D er Grund dafür ist der explosionsartig gestiegene Bedarf an Smartphones und Laptops und weiteren Elektrogeräten. Denn für Hochleistungskondensatoren in vielen Elektro-Geräten braucht es Tantal. Das ist ein selten vorkommendes Schwermetall, das aus Coltan-Erz gewonnen wird, einem Rohstoff, der im Kongo vorkommt. Genau dort, wo die Flachlandgorillas leben.

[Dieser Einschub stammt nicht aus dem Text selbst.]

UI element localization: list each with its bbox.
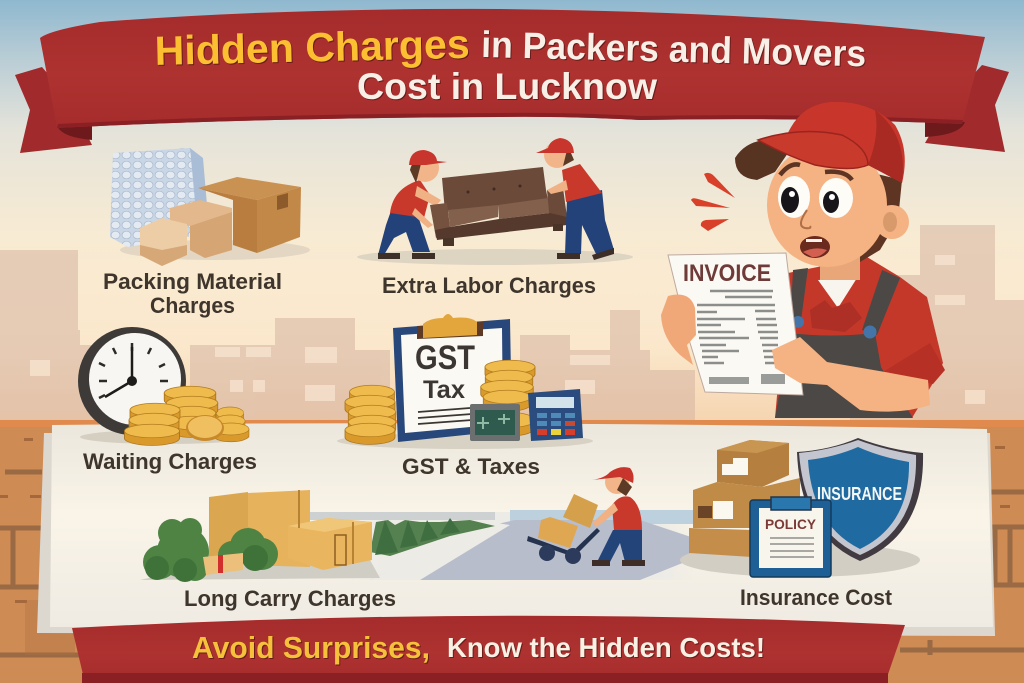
icon: road, boxes, bushes and mover with trolley xyxy=(140,467,700,582)
surprised man holding invoice xyxy=(661,102,945,418)
bottom tagline: Know the Hidden Costs! xyxy=(447,632,765,663)
label: packing material charges: Charges xyxy=(150,293,235,318)
label: packing material charges xyxy=(103,269,282,318)
icon: boxes, policy clipboard and shield: POLICY xyxy=(765,516,817,532)
icon: two movers carrying a sofa xyxy=(357,138,633,265)
bottom tagline xyxy=(192,630,765,665)
left hand xyxy=(661,294,696,365)
bottom ribbon banner xyxy=(72,616,905,683)
invoice sheet: INVOICE xyxy=(683,260,771,287)
icon: gst clipboard, coins and calculator: Tax xyxy=(423,376,465,404)
top ribbon banner xyxy=(15,9,1009,153)
sofa xyxy=(430,167,567,246)
bottom tagline: Avoid Surprises, xyxy=(192,630,430,665)
item: gst and taxes xyxy=(337,314,593,479)
icon: boxes, policy clipboard and shield xyxy=(680,438,923,577)
label: packing material charges: Packing Material xyxy=(103,269,282,294)
small mover with trolley xyxy=(527,467,645,566)
item: waiting charges xyxy=(78,327,257,474)
worry marks xyxy=(691,173,735,231)
icon: bubble wrap and boxes xyxy=(110,148,310,266)
item: insurance cost xyxy=(680,438,923,610)
item: extra labor charges xyxy=(357,138,633,298)
label: waiting charges: Waiting Charges xyxy=(83,449,257,474)
invoice sheet xyxy=(668,253,803,395)
icon: gst clipboard, coins and calculator xyxy=(337,314,593,449)
title: Cost in Lucknow xyxy=(357,66,657,107)
icon: boxes, policy clipboard and shield: INSURANCE xyxy=(817,484,902,504)
brick wall xyxy=(0,420,1024,683)
icon: gst clipboard, coins and calculator: GST xyxy=(415,339,475,377)
label: extra labor charges: Extra Labor Charges xyxy=(382,273,596,298)
item: long carry charges xyxy=(140,467,700,611)
background: sky and skyline xyxy=(0,0,1024,430)
item: packing material charges xyxy=(103,148,310,318)
label: gst and taxes: GST & Taxes xyxy=(402,454,540,479)
label: insurance cost: Insurance Cost xyxy=(740,585,892,610)
right mover xyxy=(536,138,614,260)
paper panel xyxy=(37,423,995,636)
torso with shirt and overalls xyxy=(775,257,945,418)
right hand and forearm xyxy=(772,337,930,412)
title xyxy=(154,21,867,107)
left mover xyxy=(378,150,447,259)
icon: clock with coins xyxy=(78,327,250,445)
title: in Packers and Movers xyxy=(481,24,867,74)
title: Hidden Charges xyxy=(154,21,470,74)
head with cap xyxy=(735,102,909,280)
label: long carry charges: Long Carry Charges xyxy=(184,586,396,611)
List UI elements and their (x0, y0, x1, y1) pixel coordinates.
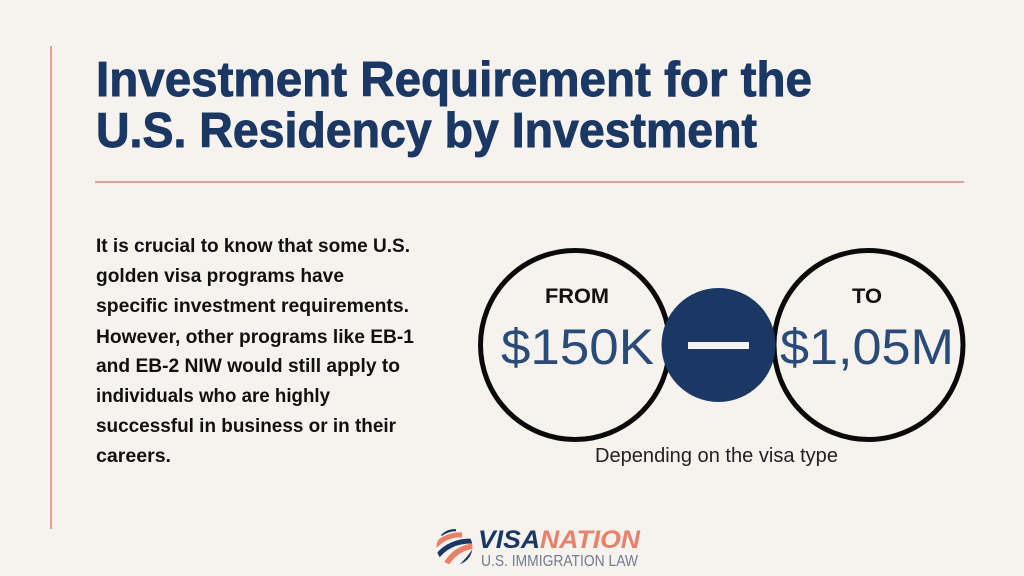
text block: investment explanation (96, 235, 414, 467)
to circle (774, 250, 963, 440)
logo (436, 529, 640, 566)
to circle: $1,05M (780, 319, 954, 375)
caption: Depending on the visa type (595, 445, 838, 467)
title: Investment Requirement for the (96, 53, 812, 107)
text block: investment explanation: It is crucial to know that some U.S. (96, 235, 410, 257)
from circle (480, 250, 670, 440)
text block: investment explanation: specific investment requirements. (96, 295, 409, 317)
text block: investment explanation: golden visa programs have (96, 265, 344, 287)
wordmark: VISANATION (478, 526, 641, 554)
text block: investment explanation: individuals who are highly (96, 385, 330, 407)
title (96, 53, 812, 158)
title: U.S. Residency by Investment (96, 104, 757, 158)
text block: investment explanation: careers. (96, 445, 171, 467)
to circle: TO (852, 285, 882, 308)
text block: investment explanation: and EB-2 NIW would still apply to (96, 355, 400, 377)
text block: investment explanation: However, other programs like EB-1 (96, 326, 414, 348)
dash circle (662, 288, 776, 402)
range diagram (480, 250, 963, 440)
tagline: U.S. IMMIGRATION LAW (481, 553, 639, 570)
icon: striped globe (436, 529, 472, 564)
text block: investment explanation: successful in business or in their (96, 415, 396, 437)
from circle: $150K (501, 319, 654, 375)
from circle: FROM (545, 285, 609, 308)
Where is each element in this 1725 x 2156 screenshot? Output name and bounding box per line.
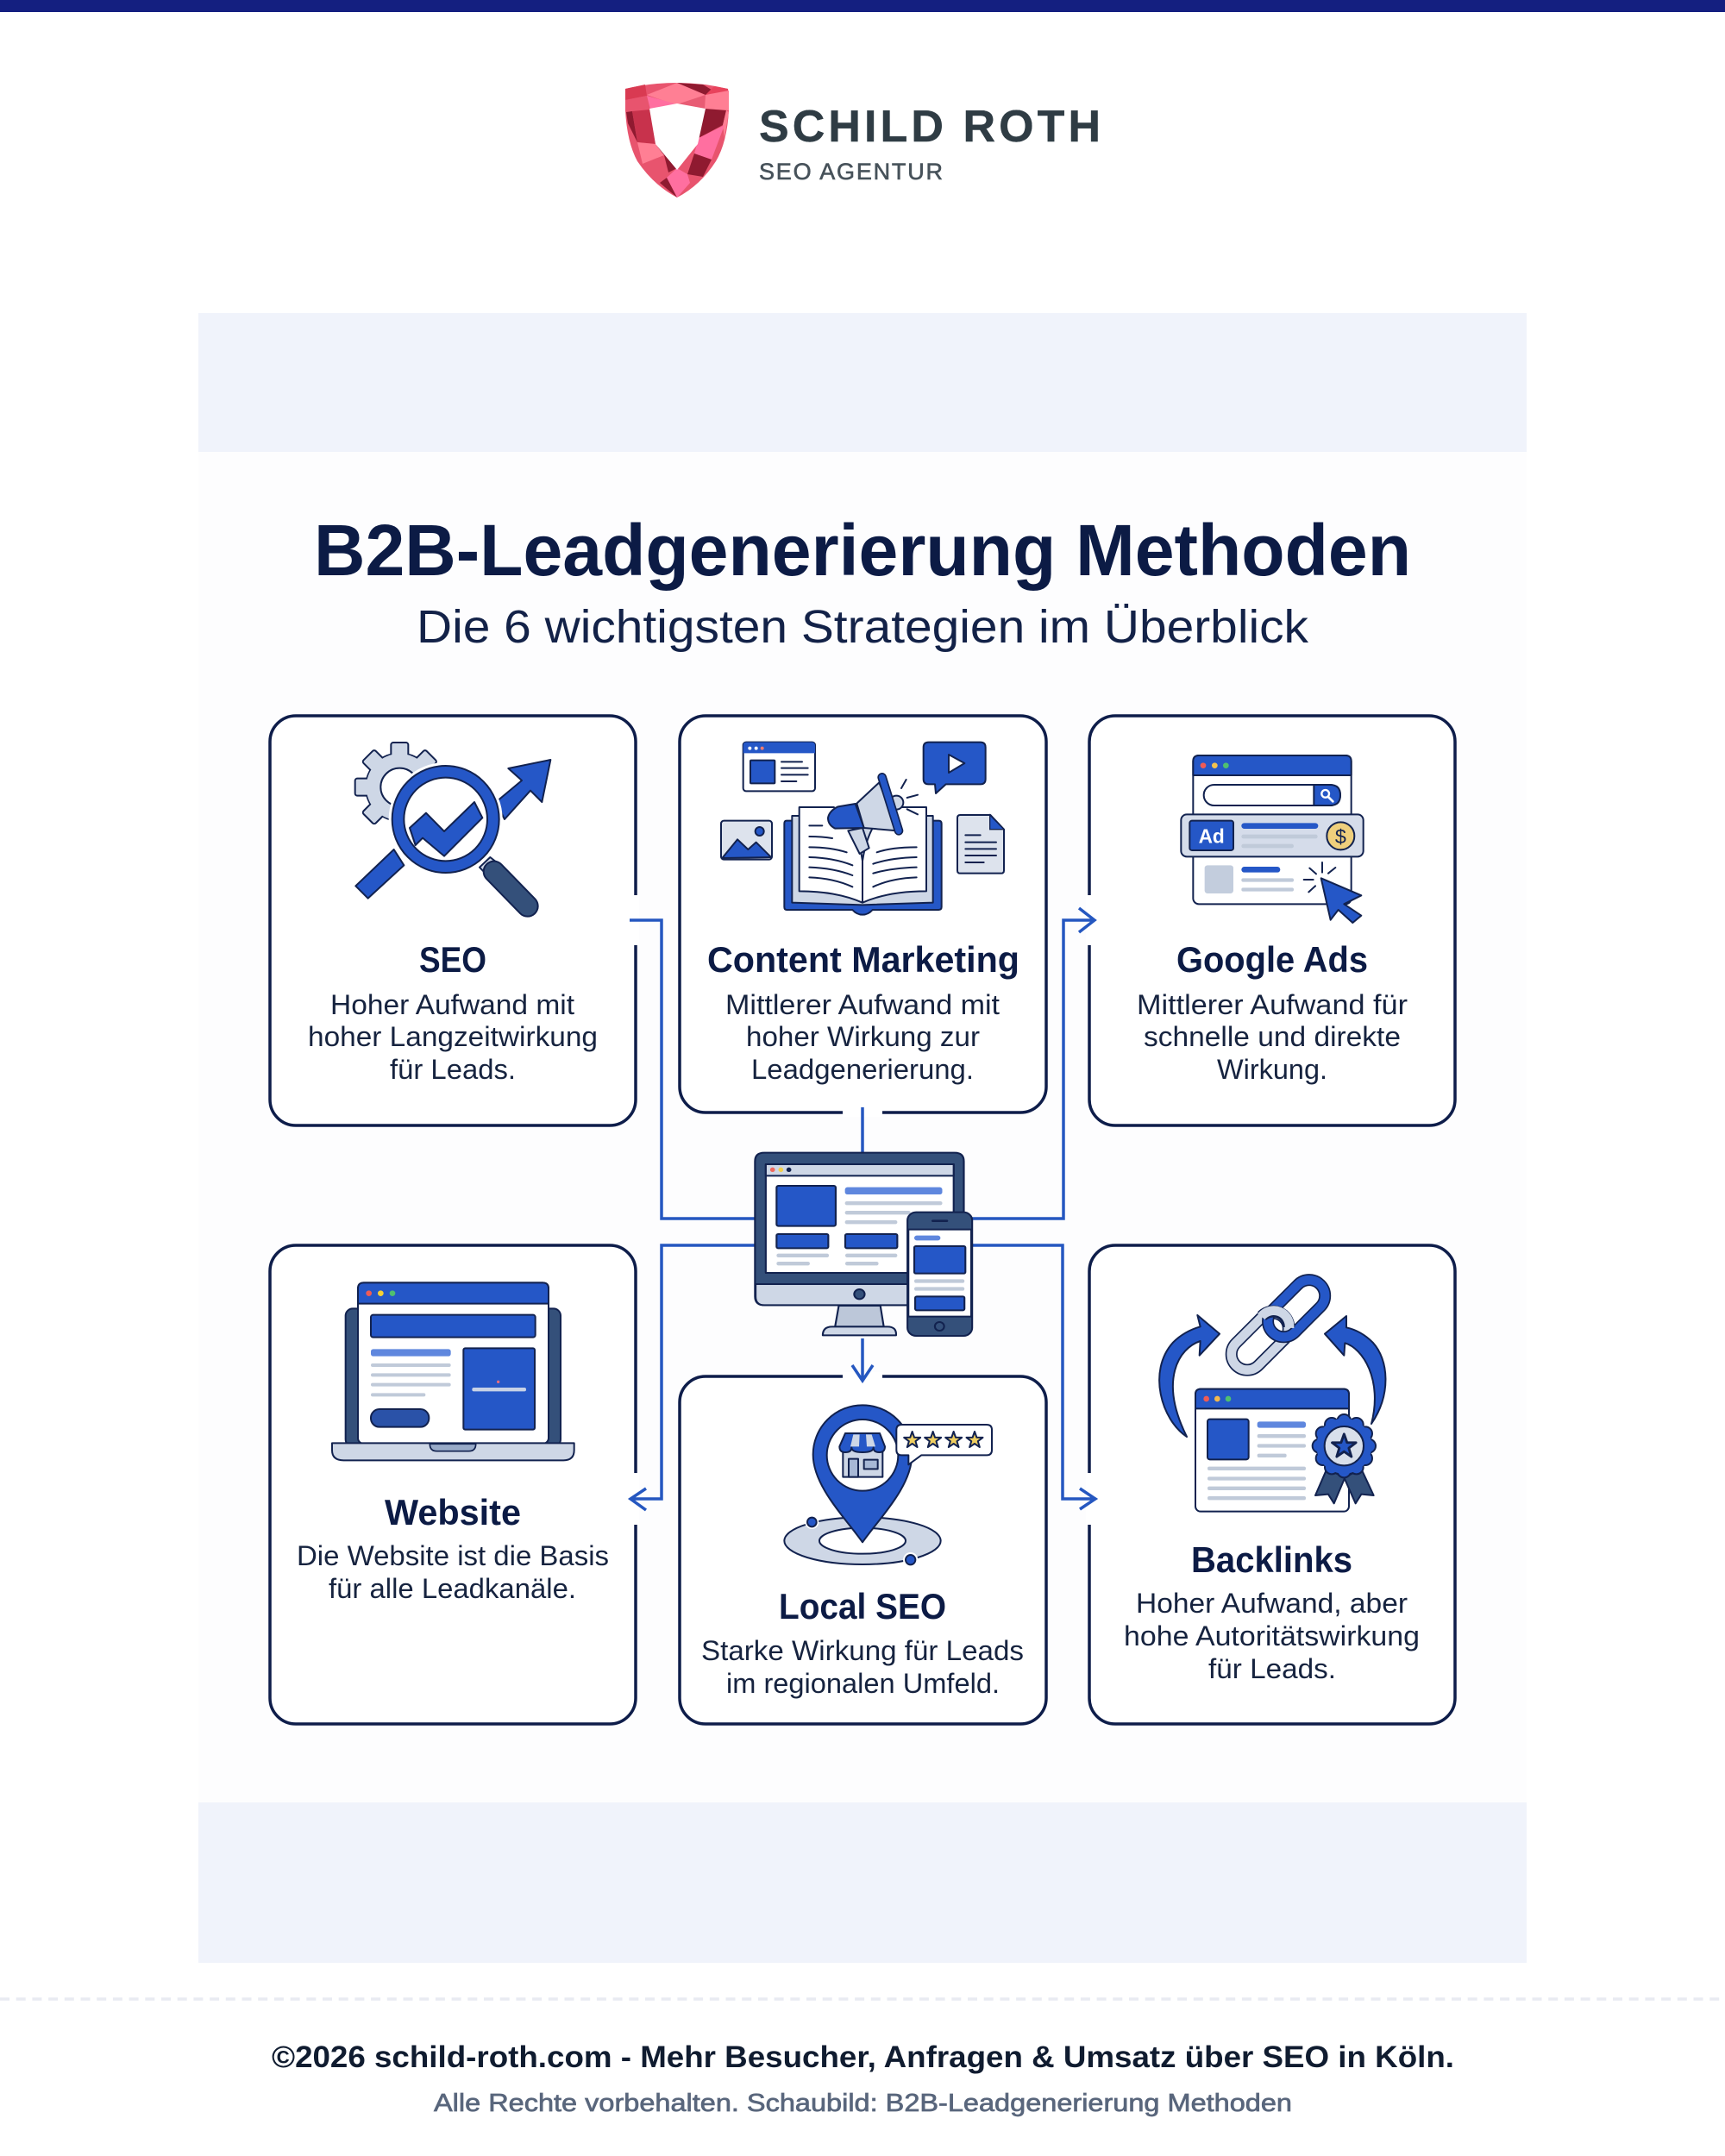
arrow: centre to Local SEO [852, 1338, 873, 1381]
panel: Google Ads [1086, 716, 1455, 1125]
description [701, 1635, 1024, 1699]
arrow: centre to Backlinks [970, 1245, 1095, 1509]
arrow: centre to Google Ads [962, 908, 1095, 1219]
arrow: centre to Website [630, 1245, 756, 1510]
description: Hoher Aufwand, aber [1136, 1588, 1408, 1619]
description: im regionalen Umfeld. [726, 1668, 1000, 1699]
icon: laptop with website [332, 1282, 574, 1460]
panel: Local SEO [680, 1372, 1046, 1724]
description: für alle Leadkanäle. [329, 1573, 576, 1604]
description: Hoher Aufwand mit [330, 989, 574, 1020]
logo: Schild Roth [625, 83, 1101, 197]
panel: Backlinks [1086, 1245, 1455, 1724]
description: für Leads. [390, 1054, 516, 1085]
heading: SEO [419, 939, 486, 980]
panel: Website [270, 1245, 639, 1724]
description: für Leads. [1208, 1653, 1336, 1684]
description [1137, 989, 1408, 1085]
subtitle: Die 6 wichtigsten Strategien im Überblick [417, 601, 1309, 653]
description: hoher Wirkung zur [746, 1021, 980, 1052]
description: Wirkung. [1217, 1054, 1327, 1085]
description: schnelle und direkte [1144, 1021, 1401, 1052]
card frame [680, 1376, 1046, 1724]
description: Die Website ist die Basis [297, 1540, 609, 1571]
description: Mittlerer Aufwand für [1137, 989, 1408, 1020]
card frame [270, 1245, 636, 1724]
description [297, 1540, 609, 1604]
description [1124, 1588, 1420, 1684]
card frame [680, 716, 1046, 1112]
connector: SEO to centre [630, 920, 756, 1219]
heading: Local SEO [779, 1586, 946, 1626]
description: hohe Autoritätswirkung [1124, 1620, 1420, 1651]
description: Starke Wirkung für Leads [701, 1635, 1024, 1666]
footer rights note: Alle Rechte vorbehalten. Schaubild: B2B-Leadgenerierung Methoden [434, 2090, 1292, 2117]
description [308, 989, 598, 1085]
panel: Content Marketing [680, 716, 1046, 1117]
icon: SEO magnifier, gear and arrow [355, 743, 550, 906]
icon: search ad window and cursor: $ [1335, 825, 1346, 848]
panel: SEO [270, 716, 639, 1125]
description [725, 989, 1000, 1085]
title: B2B-Leadgenerierung Methoden [314, 510, 1411, 591]
heading: Google Ads [1176, 939, 1368, 980]
description: hoher Langzeitwirkung [308, 1021, 598, 1052]
icon: book, megaphone and media [721, 743, 1004, 915]
footer copyright: ©2026 schild-roth.com - Mehr Besucher, Anfragen & Umsatz über SEO in Köln. [272, 2040, 1454, 2074]
description: Leadgenerierung. [751, 1054, 974, 1085]
card frame [270, 716, 636, 1125]
footer divider [0, 1997, 1725, 2001]
bottom pale band [198, 1802, 1527, 1963]
icon: map pin with store and stars [784, 1405, 992, 1567]
main panel background [198, 452, 1527, 1802]
connector: Content Marketing to centre [861, 1107, 864, 1156]
tagline: SEO AGENTUR [759, 159, 943, 185]
icon: faceted red shield [625, 83, 729, 197]
icon: chain link, arrows and badge [1159, 1274, 1385, 1512]
card frame [1089, 716, 1455, 1125]
heading: Backlinks [1191, 1539, 1352, 1580]
heading: Website [385, 1492, 521, 1532]
wordmark: SCHILD ROTH [759, 102, 1101, 152]
heading: Content Marketing [707, 939, 1019, 980]
icon: search ad window and cursor: Ad [1199, 824, 1225, 847]
description: Mittlerer Aufwand mit [725, 989, 1000, 1020]
icon: search ad window and cursor [1181, 755, 1364, 923]
top bar [0, 0, 1725, 12]
card frame [1089, 1245, 1455, 1724]
icon: desktop monitor and phone [755, 1153, 972, 1336]
top pale band [198, 313, 1527, 452]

Rebellengruppen in der von einem Bürgerkrieg betroffenen Demokratischen Republik Kongo finanzieren sich u.a. durch den illegal betriebenen Abbau des Erzes Coltan. Dabei entstehen unwiderrufliche und nicht akzeptierbare Schäden an Mensch und Natur in dieser Region. Die Deutsche Telekom kauft Coltan bzw. das daraus gewonnene Metall Tantal nicht als Rohstoff ein. Da Tantal jedoch in einer Vielzahl der von uns vertriebenen oder genutzten Produkte enthalten ist, möchte die Telekom ihre Möglichkeiten nutzen, alle mit dessen Gewinnung verbundenen Schäden an Mensch und Umwelt zu minimieren bzw. langfristig gänzlich zu unterbinden.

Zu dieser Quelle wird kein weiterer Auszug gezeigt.